If you are not using jQuery, you need to get it, then update your code to use jQuery selectors and to pass around jQuery objects.

If you are already including jQuery in your page, then you need to make sure that you're calling bind() on a jQuery object. Change:

sorttList.childNodes[k].bind('dblclick', function() {

to

$(sorttList.childNodes[k]).bind('dblclick', function() {

This isn't a perfect solution, but hopefully this will demonstrate how $() when using jQuery will return a jQuery Object, not a standard HTML element JavaScript object. The bind() method exists on a jQuery object, but not a standard DOM object like the one you're using.

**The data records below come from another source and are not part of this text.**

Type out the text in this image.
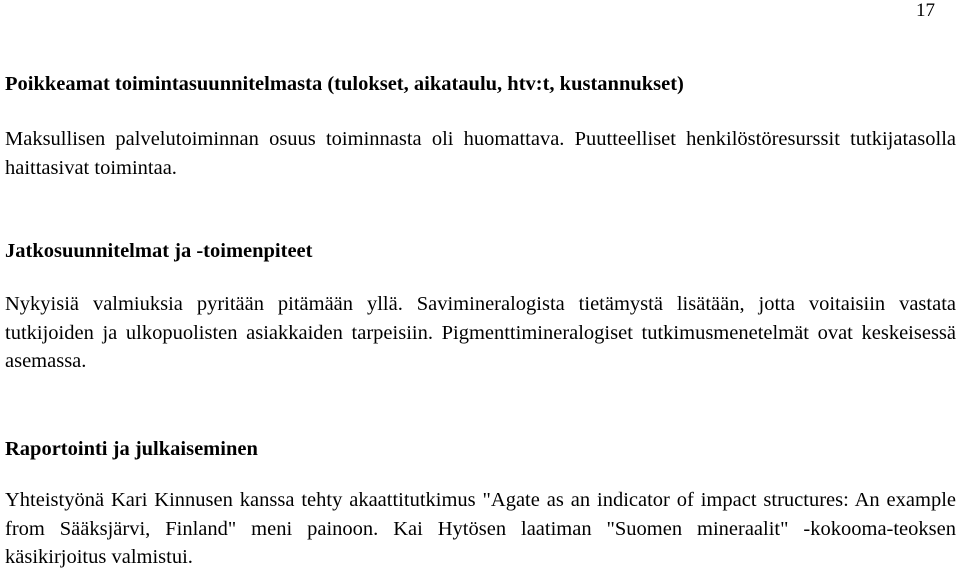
17
Poikkeamat toimintasuunnitelmasta (tulokset, aikataulu, htv:t, kustannukset)

Maksullisen palvelutoiminnan osuus toiminnasta oli huomattava. Puutteelliset henkilöstöresurssit tutkijatasolla haittasivat toimintaa.

Jatkosuunnitelmat ja -toimenpiteet

Nykyisiä valmiuksia pyritään pitämään yllä. Savimineralogista tietämystä lisätään, jotta voitaisiin vastata tutkijoiden ja ulkopuolisten asiakkaiden tarpeisiin. Pigmenttimineralogiset tutkimusmenetelmät ovat keskeisessä asemassa.

Raportointi ja julkaiseminen

Yhteistyönä Kari Kinnusen kanssa tehty akaattitutkimus "Agate as an indicator of impact structures: An example from Sääksjärvi, Finland" meni painoon. Kai Hytösen laatiman "Suomen mineraalit" -kokooma-teoksen käsikirjoitus valmistui.
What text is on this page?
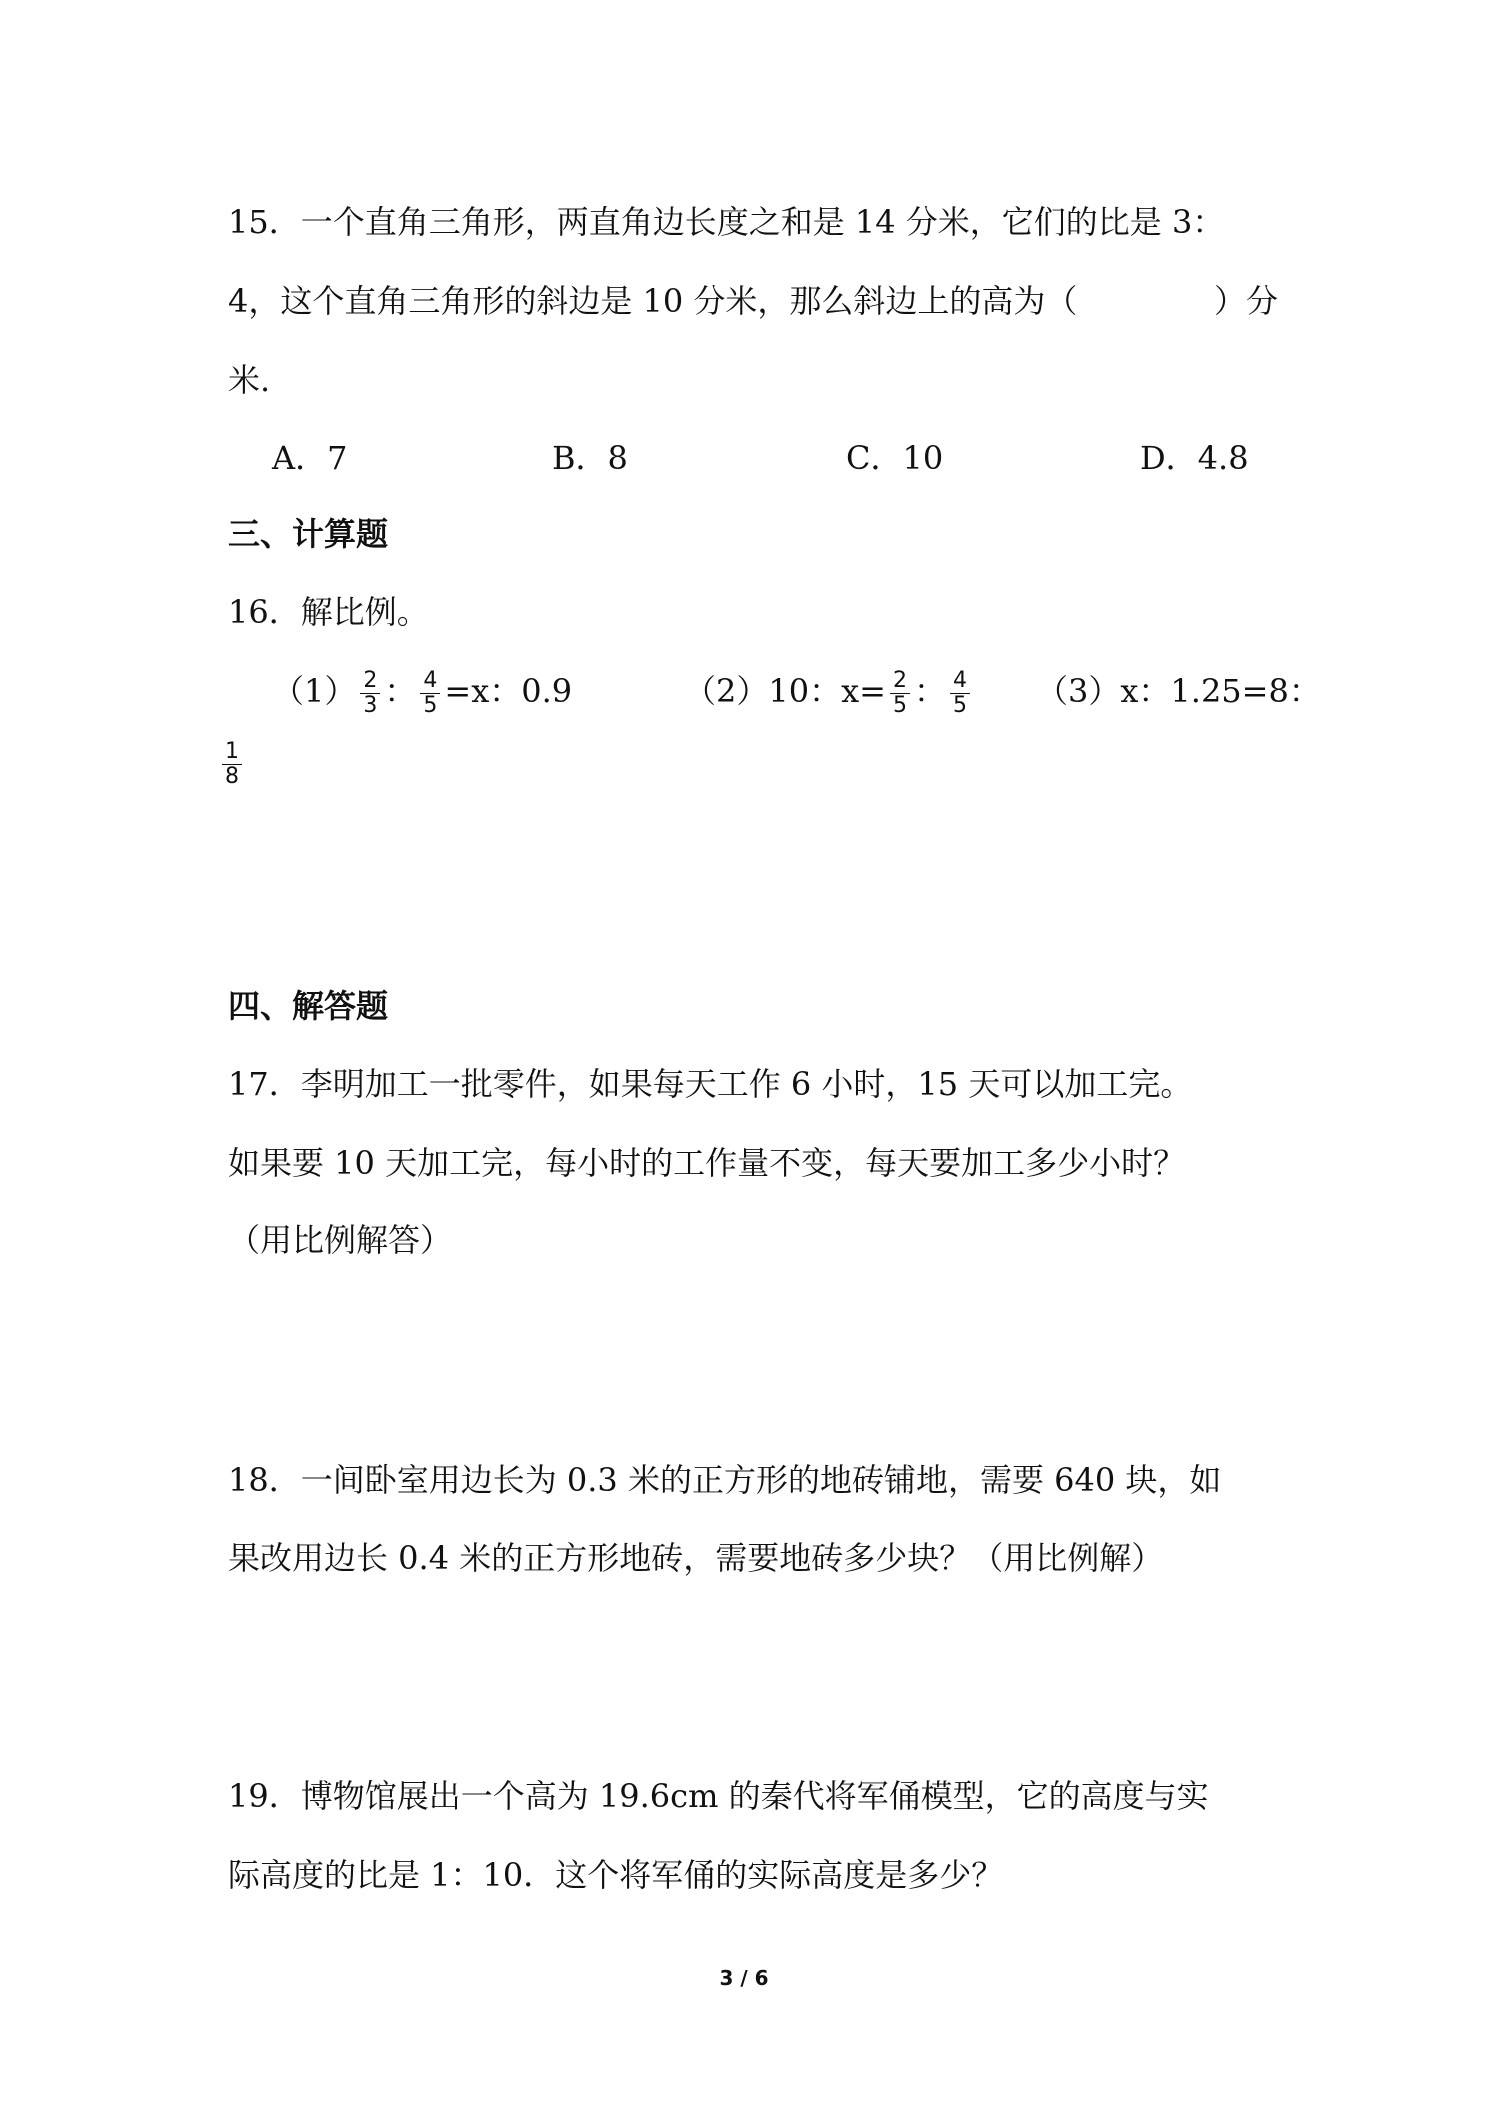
15．一个直角三角形，两直角边长度之和是 14 分米，它们的比是 3：
4，这个直角三角形的斜边是 10 分米，那么斜边上的高为（	）分
米.
A．7	B．8	C．10	D．4.8
三、计算题
16．解比例。
$(1) \frac{2}{3}$ ： $\frac{4}{5} =x$：0.9	（2）10：$x= \frac{2}{5}$ ： $\frac{4}{5} (3)x$：1.25=8：
$\frac{1}{8}$
四、解答题
17．李明加工一批零件，如果每天工作 6 小时，15 天可以加工完。
如果要 10 天加工完，每小时的工作量不变，每天要加工多少小时？
（用比例解答）
18．一间卧室用边长为 0.3 米的正方形的地砖铺地，需要 640 块，如
果改用边长 0.4 米的正方形地砖，需要地砖多少块？（用比例解）
19．博物馆展出一个高为 19.6cm 的秦代将军俑模型，它的高度与实
际高度的比是 1：10．这个将军俑的实际高度是多少？
3 / 6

var sorttList = document.getElementById("list1");

That is DOM object, not jQuery and you are grabbing the child nodes which is against html node set, not a jQuery object.

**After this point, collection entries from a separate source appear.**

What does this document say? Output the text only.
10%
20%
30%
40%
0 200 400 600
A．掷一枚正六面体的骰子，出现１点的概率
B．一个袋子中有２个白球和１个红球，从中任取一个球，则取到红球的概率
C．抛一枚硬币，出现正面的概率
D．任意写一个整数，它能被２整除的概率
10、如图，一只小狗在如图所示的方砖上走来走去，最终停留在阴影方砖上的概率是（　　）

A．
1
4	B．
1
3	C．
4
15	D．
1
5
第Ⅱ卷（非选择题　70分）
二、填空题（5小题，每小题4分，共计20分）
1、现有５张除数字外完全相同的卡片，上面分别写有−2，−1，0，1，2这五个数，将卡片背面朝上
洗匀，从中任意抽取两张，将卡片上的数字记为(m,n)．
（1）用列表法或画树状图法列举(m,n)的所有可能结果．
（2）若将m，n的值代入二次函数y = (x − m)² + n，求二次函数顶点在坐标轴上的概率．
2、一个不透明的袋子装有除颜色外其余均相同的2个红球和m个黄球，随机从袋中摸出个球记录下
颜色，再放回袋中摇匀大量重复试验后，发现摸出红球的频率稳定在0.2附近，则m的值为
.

jQuery("#list1 li").on("dblclick", function(){});

If using jQuery :

$("#list1").children().on('dblclick', function() {
    //some event
    //var k = $(this).index(); will get the elements index
});

or if you just have to iterate :

$.each($("#list1").children(), function(k, elm) {
    $(elm).on('dblclick', function() {
        //some event, k still refers to the index
    });
});

or just plain:

var sorttList = document.getElementById("list1");
for (var k = 0; k < sorttList.childNodes.length; ++k) {
    sorttList.childNodes[k].ondblclick = function() {
        //some event
    };
}

Your other option is just to assign a function directly to the DOM event handler:

sortList.childNodes[k].ondblclick = function(){ ... };

To avoid overwriting existing listeners:

var curr = sortlist.childNodes[k].ondblclick;
var olddblclick = curr.ondblclick;
curr.ondblclick = function(e){
                     if(olddblclick) olddblclick.call(curr,e);
                     // code for new evt listener here
                  };

The correct way is probably to add the event on the parent. You're adding the same event on all the children, how is that good? Using jQuery:

$( '#list1' ).on( 'dblclick', function() {
});

// If you want to reduce to "li" elements only:
$( '#list1' ).on( 'dblclick', 'li', function() {
});

If you're just using plain javascript, I guess you don't care about browser patibility. Here is how to do it then:

document.getElementById( 'list1' ).addEventListener( 'dblclick',
    function( e ) {
    if ( e.target.tagName === 'LI' ) {
        // you clicked a LI element
    }
});

Just for your information, bind is an (old) function of jQuery to bind events. It is available on jQuery objects. Not DOM elements (what getElementById returns). It is also another function available since ES5 (javascript standard) in Function.prototype. You can call it on functions, not on DOM elements, as your error shows :-).